Performance and Efficiency Boosts

Even though Devstral 1.1 did not change the model’s size, the training improvements have made it effectively more efficient in solving tasks. It finds solutions with fewer attempts and can generalize from fewer examples, as evidenced by the benchmark gains.

Mistral noted that 1.1 sets a new Pareto point in cost-performance, beating some larger rivals like Gemini 2.5 Pro at a fraction of the cost. For a decision-maker, this means Devstral 1.1 delivers more value per compute dollar – an important consideration when deploying at scale.

Furthermore, the community has produced quantized versions of Devstral 1.1 (e.g. 4-bit GGUF formats via Unsloth) that maintain its strong performance with minimal accuracy loss. Companies can leverage these optimized models to serve Devstral 1.1 at even lower latency or on smaller devices (like edge servers or advanced laptops), broadening the range of deployment options.

In summary, Devstral Small 1.1 is a significant iteration that refines the original vision of Devstral 1.0. It didn’t reinvent the wheel – the architecture and core concept remain – but it polished the model where it matters: accuracy, compliance, and integration.

Teams already using Devstral 1.0 will find 1.1 to be a drop-in upgrade that brings tangible quality improvements. New adopters should directly choose 1.1 for the best experience.

And given Mistral’s commitment to iterating on this series, we can expect future versions to continue pushing boundaries (with hints of larger Devstral Medium and beyond on the horizon).

Conclusion: Developer-Tuned LLMs for the Enterprise Era

Mistral’s Devstral Small series exemplifies the emerging trend of smaller, domain-optimized language models that bridge the gap between cutting-edge AI and practical deployment in enterprise settings.

By tuning a “small” 24B parameter model specifically for software development, Mistral AI has delivered a system that speaks the language of developers – from writing code to controlling developer tools – all while remaining efficient enough to run anywhere.

This developer-tuned focus, combined with open availability, makes Devstral a compelling choice for organizations seeking to infuse AI into their software engineering workflows.

For developers and software teams, Devstral offers a reliable AI coding assistant that can handle complex projects, not just toy examples. It operates at the speed of thought, with low latency suggestions, and can be deeply integrated into IDEs, version control systems, and continuous deployment pipelines.

This has the potential to accelerate development cycles, catch bugs faster, and offload mundane tasks to AI – freeing human developers to focus on creative design and problem-solving.
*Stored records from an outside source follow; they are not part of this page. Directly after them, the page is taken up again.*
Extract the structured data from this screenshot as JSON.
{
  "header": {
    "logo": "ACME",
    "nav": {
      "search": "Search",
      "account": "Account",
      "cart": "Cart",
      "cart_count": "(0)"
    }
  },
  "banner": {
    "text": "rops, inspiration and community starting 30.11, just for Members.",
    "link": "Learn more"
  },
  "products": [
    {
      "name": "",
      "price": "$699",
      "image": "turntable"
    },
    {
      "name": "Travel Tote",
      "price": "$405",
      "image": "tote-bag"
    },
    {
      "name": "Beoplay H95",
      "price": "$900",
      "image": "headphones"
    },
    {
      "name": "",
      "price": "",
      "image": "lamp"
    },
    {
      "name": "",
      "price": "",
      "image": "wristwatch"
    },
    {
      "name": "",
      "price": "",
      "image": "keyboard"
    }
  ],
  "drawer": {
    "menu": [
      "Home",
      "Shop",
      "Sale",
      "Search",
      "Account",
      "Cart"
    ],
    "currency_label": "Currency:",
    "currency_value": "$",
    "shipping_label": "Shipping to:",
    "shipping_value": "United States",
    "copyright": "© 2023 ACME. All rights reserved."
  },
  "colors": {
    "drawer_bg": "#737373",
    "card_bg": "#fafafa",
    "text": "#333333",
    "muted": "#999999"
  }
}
For enterprise AI adopters and decision-makers, Devstral checks crucial boxes: it’s cost-effective (no exorbitant API fees, and it runs on commodity hardware), it’s private (you can keep your code on your own servers), and it’s customizable to your domain. The Apache 2.0 license means no legal headaches in using it commercially.
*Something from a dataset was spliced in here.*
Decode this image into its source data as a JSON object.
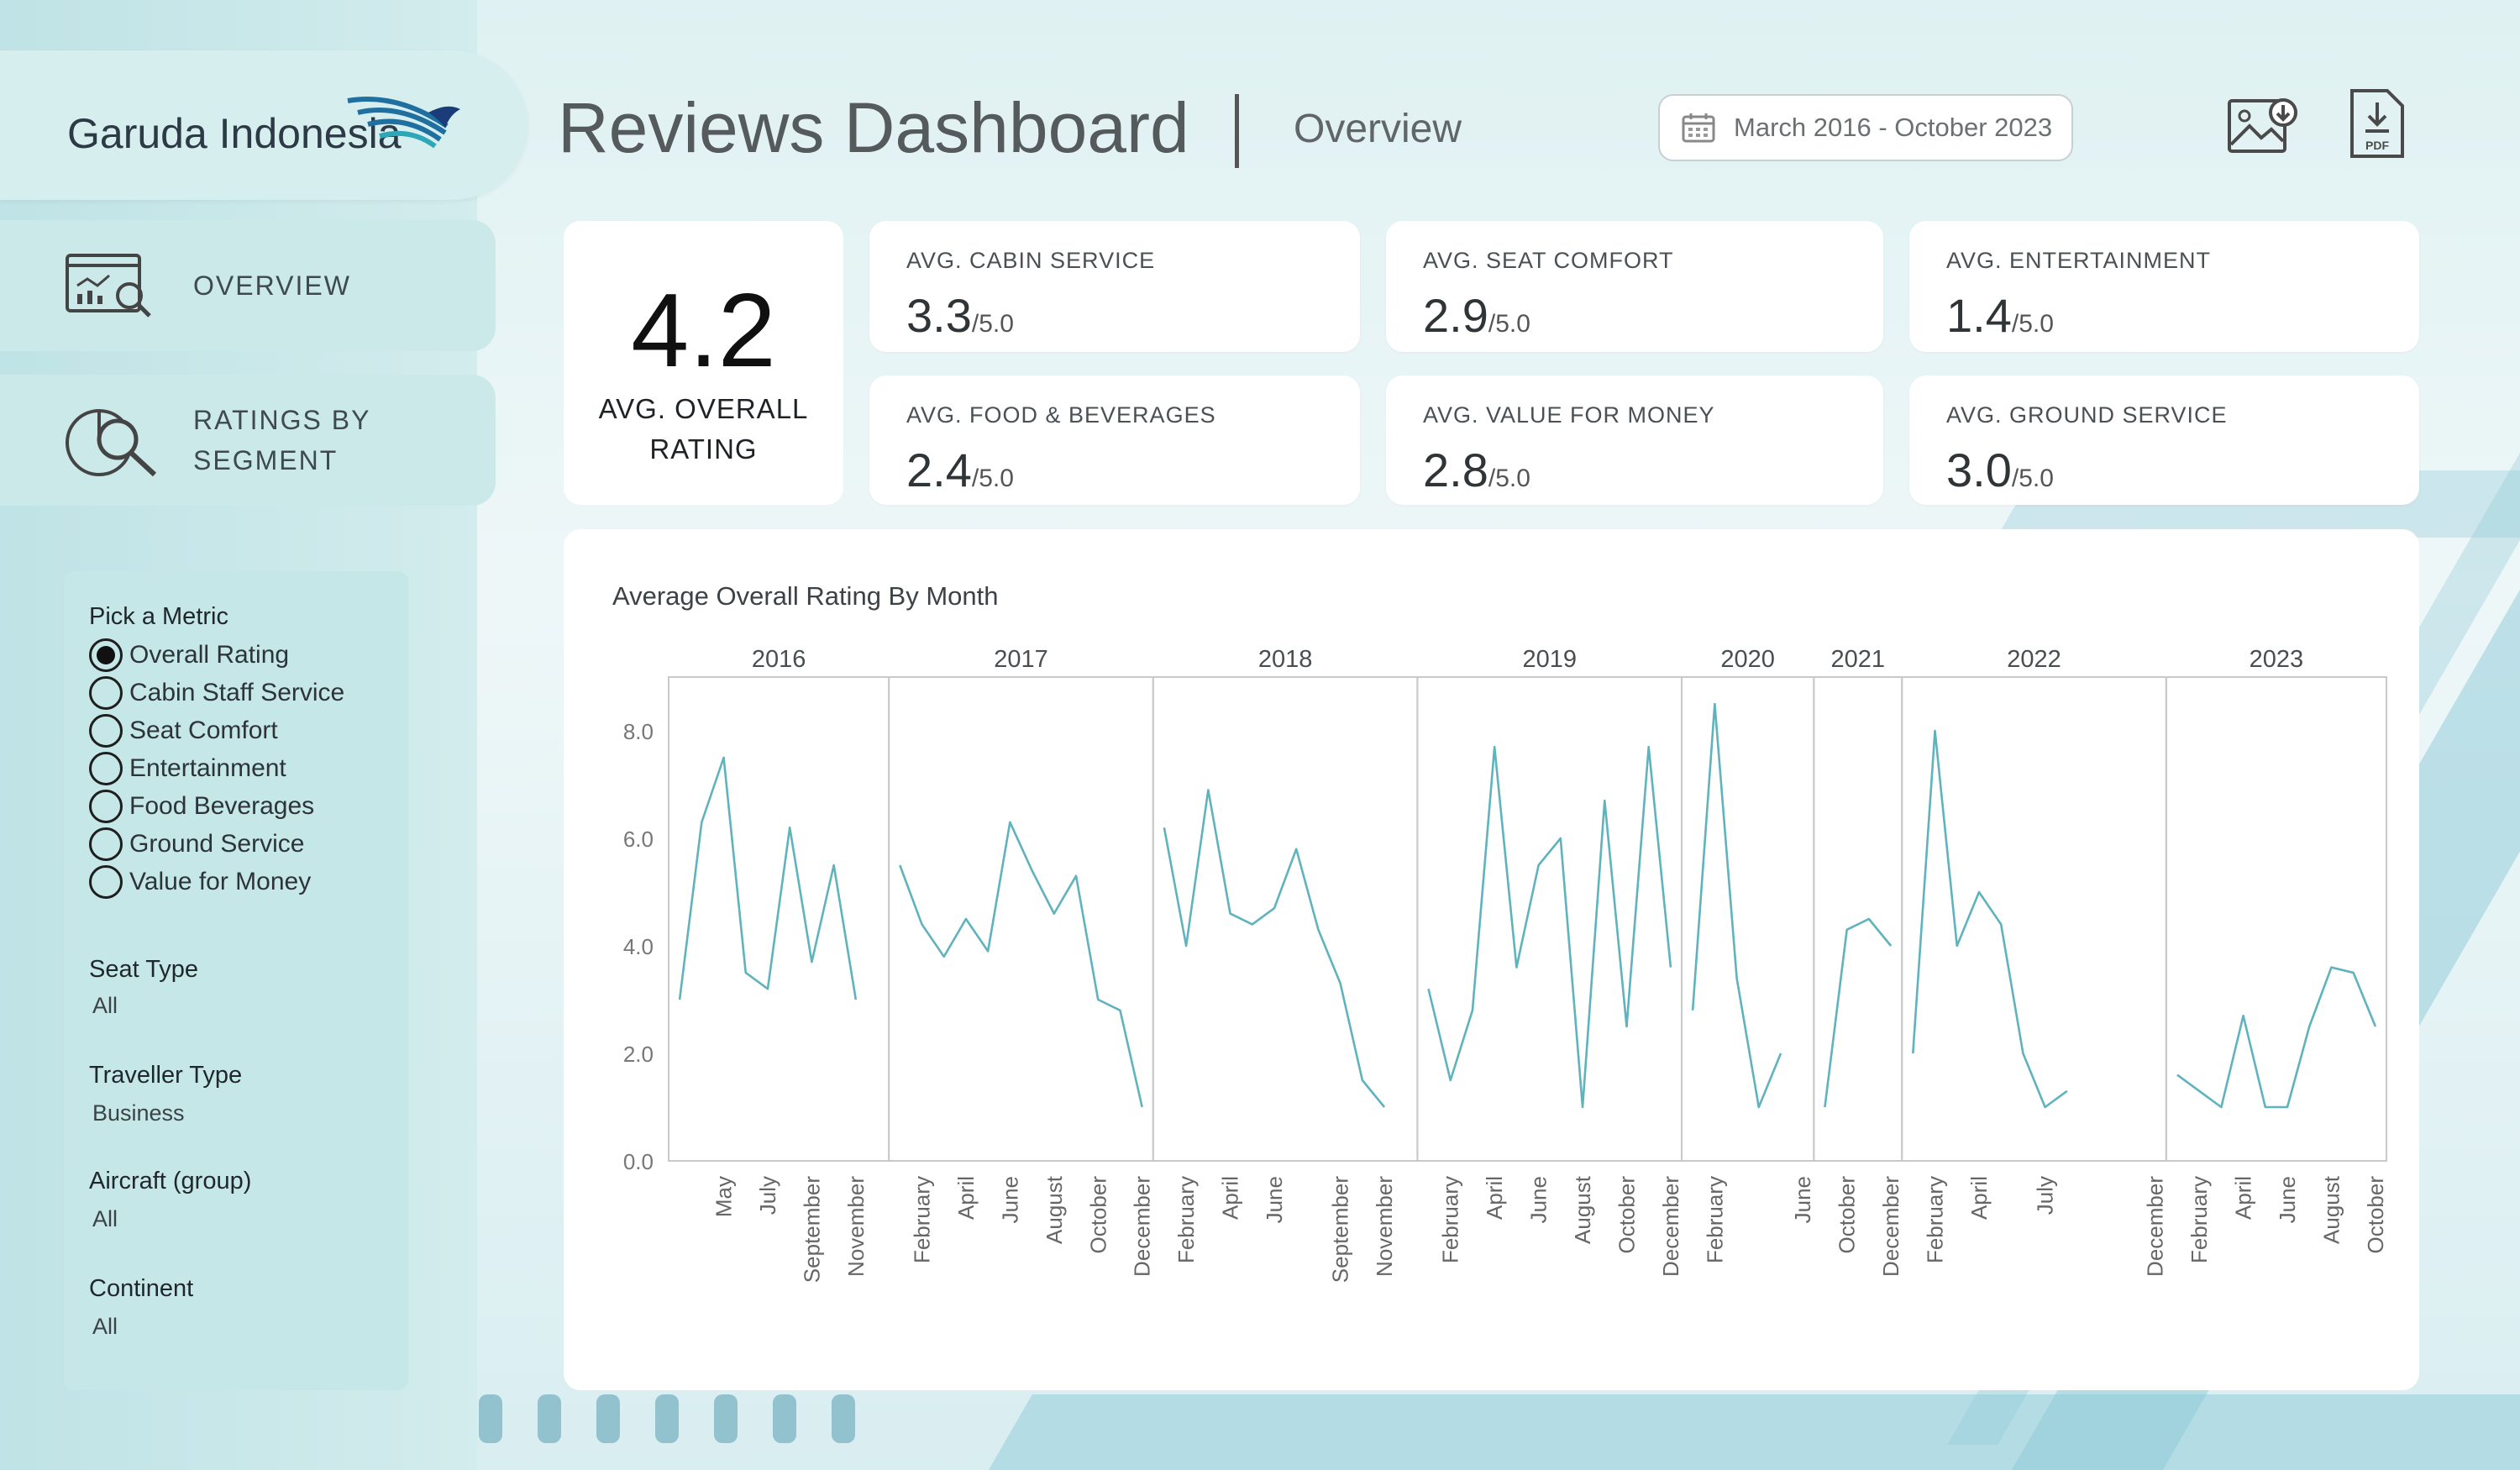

Whether a company wants to build an internal coding Copilot, automate IT operations, or deploy smarter chatbots that can both converse and script solutions, Devstral provides a robust foundation.
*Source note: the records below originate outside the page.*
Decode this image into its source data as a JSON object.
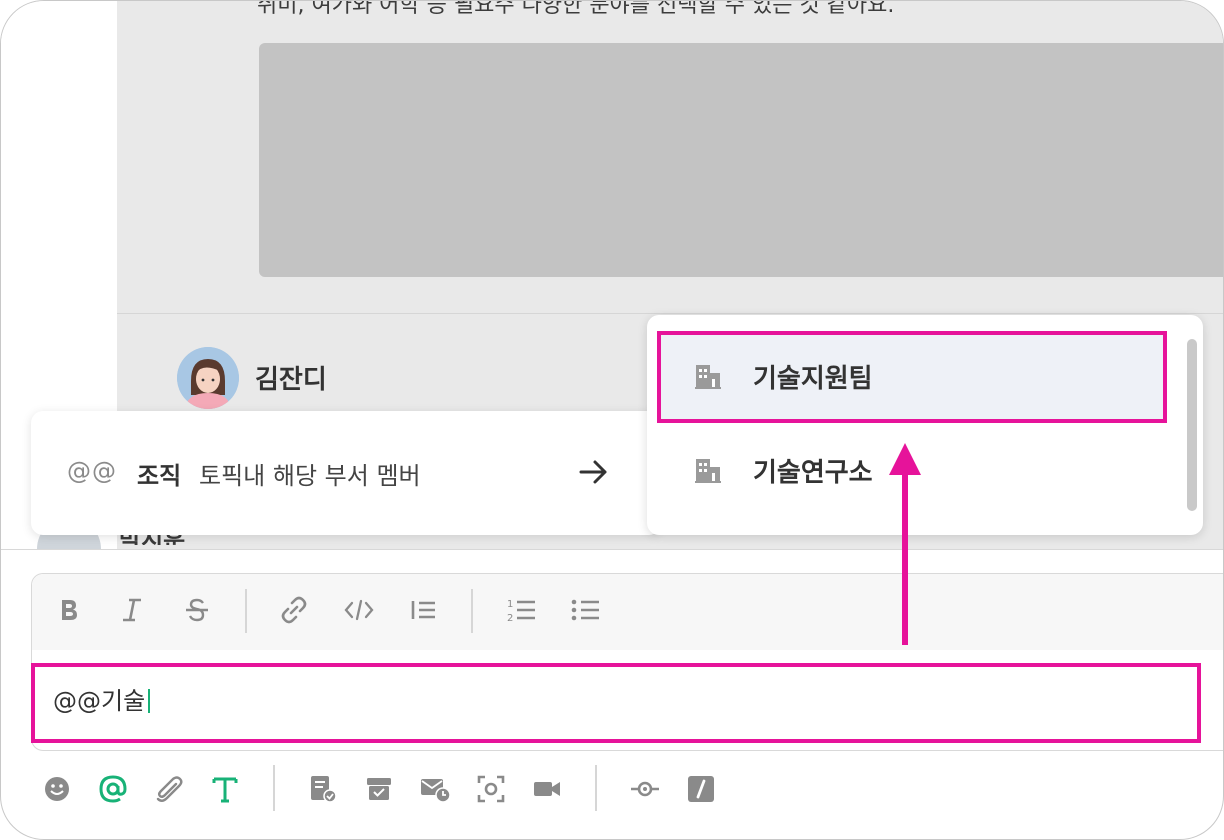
{
  "chat": {
    "message_text": "취미, 여가와 어학 등 필요주 다양한 분야를 선택할 수 있는 것 같아요.",
    "sender_name": "김잔디",
    "next_sender_name": "박지훈"
  },
  "mention_menu": {
    "prefix": "@@",
    "label": "조직",
    "description": "토픽내 해당 부서 멤버",
    "submenu": [
      {
        "label": "기술지원팀",
        "selected": true
      },
      {
        "label": "기술연구소",
        "selected": false
      }
    ]
  },
  "editor": {
    "input_value": "@@기술",
    "format_toolbar": [
      "bold-icon",
      "italic-icon",
      "strikethrough-icon",
      "link-icon",
      "code-icon",
      "blockquote-icon",
      "ordered-list-icon",
      "bullet-list-icon"
    ],
    "bottom_toolbar": [
      "emoji-icon",
      "mention-icon",
      "attach-icon",
      "text-format-icon",
      "todo-icon",
      "archive-icon",
      "scheduled-mail-icon",
      "screenshot-icon",
      "video-call-icon",
      "commit-icon",
      "slash-command-icon"
    ]
  },
  "colors": {
    "annotation": "#e6139a",
    "accent": "#18b277",
    "selected_row": "#eef1f7"
  }
}
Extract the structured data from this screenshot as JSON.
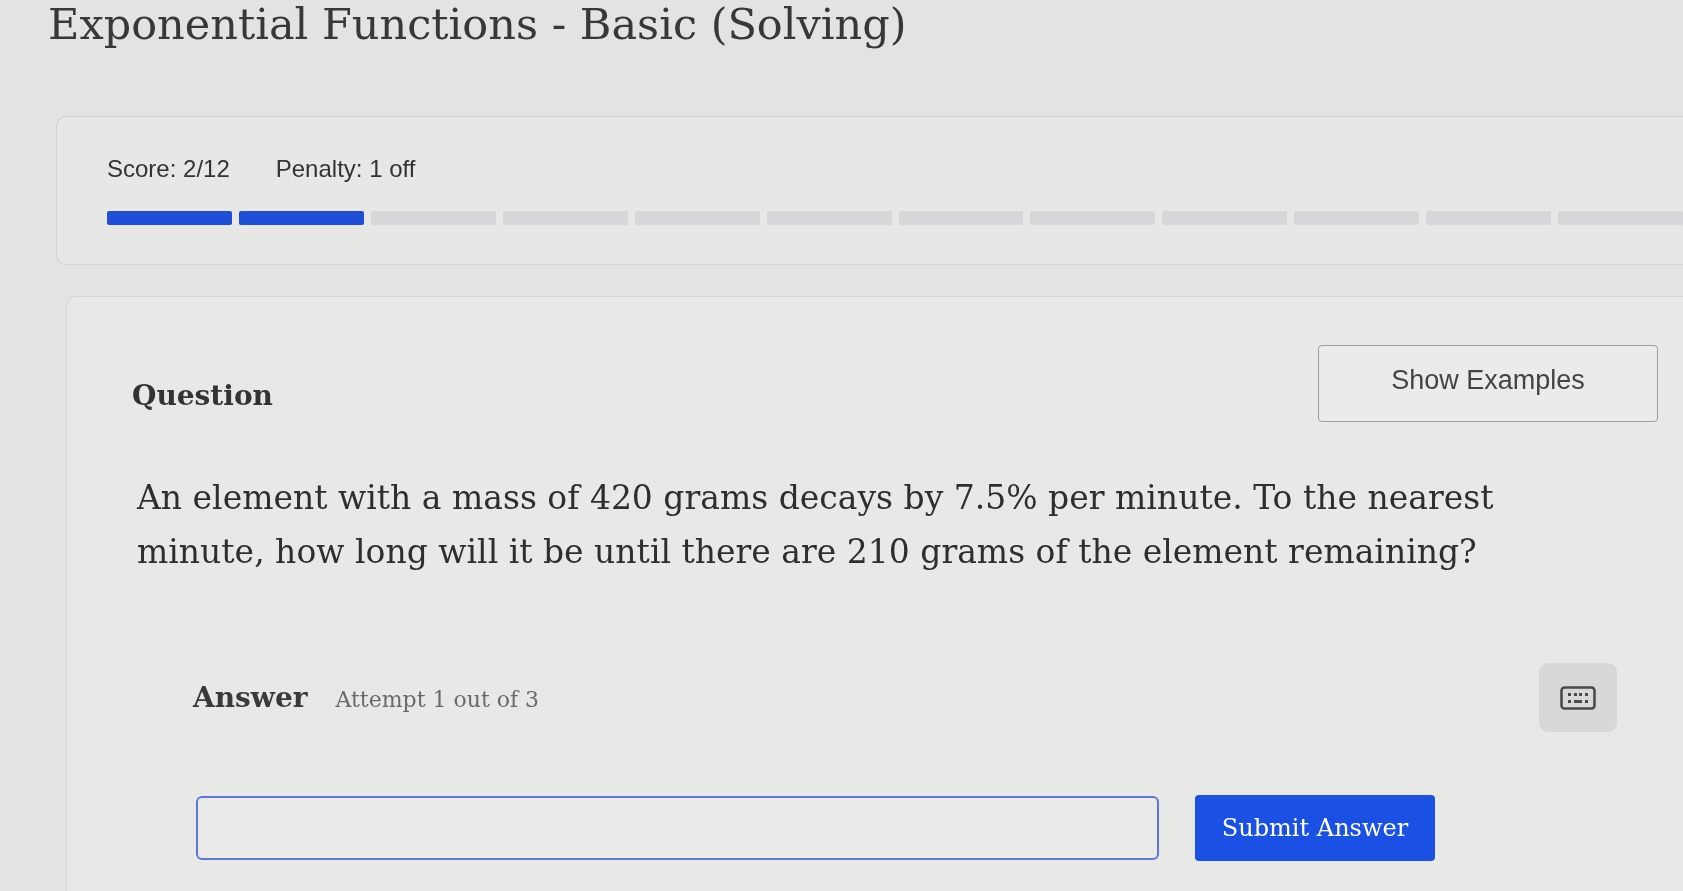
{
  "page": {
    "title": "Exponential Functions - Basic (Solving)"
  },
  "score_panel": {
    "score": "Score: 2/12",
    "penalty": "Penalty: 1 off",
    "progress": [
      {
        "filled": true
      },
      {
        "filled": true
      },
      {
        "filled": false
      },
      {
        "filled": false
      },
      {
        "filled": false
      },
      {
        "filled": false
      },
      {
        "filled": false
      },
      {
        "filled": false
      },
      {
        "filled": false
      },
      {
        "filled": false
      },
      {
        "filled": false
      },
      {
        "filled": false
      }
    ]
  },
  "question": {
    "heading": "Question",
    "show_examples_button": "Show Examples",
    "text": "An element with a mass of 420 grams decays by 7.5% per minute. To the nearest minute, how long will it be until there are 210 grams of the element remaining?"
  },
  "answer": {
    "heading": "Answer",
    "attempt": "Attempt 1 out of 3",
    "submit_button": "Submit Answer"
  }
}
Moreover, its success on benchmarks and in-the-field usage demonstrates that lightweight models can deliver heavyweight performance – an encouraging sign for those who need AI solutions but can’t or won’t rely on gigantic proprietary models.

In conclusion, Devstral Small 1.1 (and its predecessor 1.0) illustrate how a targeted, developer-tuned LLM can drive innovation in software development and enterprise AI integration. With lower latency, better tool use, and improved reasoning, Devstral shows that “small” models can handle big challenges.

As Mistral AI continues to refine this series and introduce new versions, the Devstral lineup is poised to remain at the forefront of open-source AI for coding.

It invites developers and enterprises alike to embrace a future where AI is a hands-on collaborator in every coding project – efficient, knowledgeable, and always ready to commit the next great piece of code.